Overall, the described interference for iodinate contrast media include the appearance of abnormal peaks in capillary zone electrophoresis of serum proteins, positive bias in assessment of TnI with one immunoassay, whereas that for gadolinium contrast agents include a negative bias in calcium assessment with OCP assay and an occasional positive bias using some arsenazo reagents, a negative bias in measurement of ACE and zinc (colorimetric assay) and a positive bias in creatinine (Jaffe kinetic reaction), TIBC (ferrozine method), magnesium (calmagite reagent) and selenium (inductively coupled plasma-quadrupole mass spectrometry) assessment. Occasional interference has also been reported in serum indices, pulse oximetry and methaemoglobin in patients receiving Patent Blue V. Under several circumstances the interference was absent from manufacturer-supplied information and limited to certain type of reagents and/or analytes. As such, whenever a laboratory cannot rely on a manufacturer’s verification, local assessment of potential bias according to the current CLSI guidelines (6) may be advisable to establish whether or not the test in use may be biased by the presence of significant amounts of contrast agents in serum or plasma. Since the elimination half-life of all these compounds is typically lower than 2 h (41), collection of blood specimens after this period may be a safer alternative in patients who have recently received contrast media for diagnostic purposes. Alternatively, laboratory assays that are proven to be insensitive to this kind of interference should be preferred, at least when testing samples from patients who have recently received medical contrast agents.

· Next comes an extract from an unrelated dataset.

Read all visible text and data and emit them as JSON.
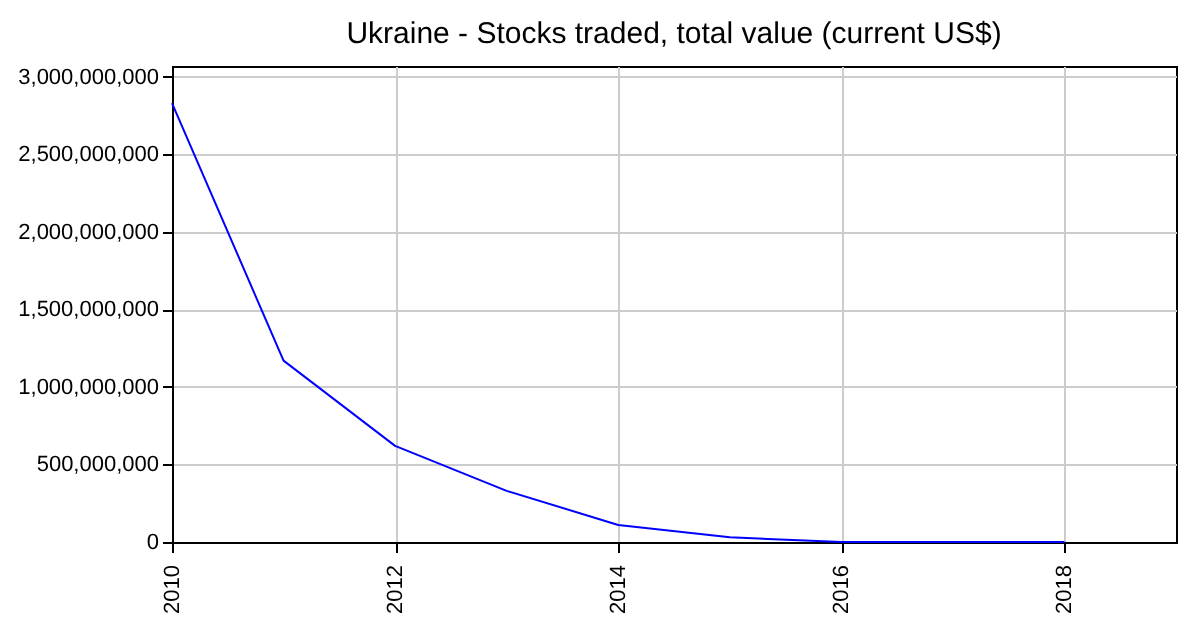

One major unresolved issue, however, is to distinguish between in vivo and ex vivo effects of contrast agents. Lukasiewicz, for example, reported that the administration of non-ionic iodinated contrast media (i.e. iomeprol and iopromide) significantly increased the plasma concentrations of prothrombin fragment 1+2 (F1+2) and thrombin-antithrombin complexes (TAT), but not those of D-dimer and beta-thromboglobulin (β-TG) (52). Although it was hence concluded that non-ionic agents may exert significant effects on hemostatic activation, the biological pathway leading to alteration of F1+2, TAT and D-dimer is generally overlapping (53), so that it could not be definitely ascertained whether these changes were the result of a real biological effect or rather of analytical artefacts, especially if one considers that the current guidelines of the European Society of Urogenital Radiology (ESUR) Contrast Media Safety Committee report that all contrast media have anticoagulant and not pro-coagulant properties (54).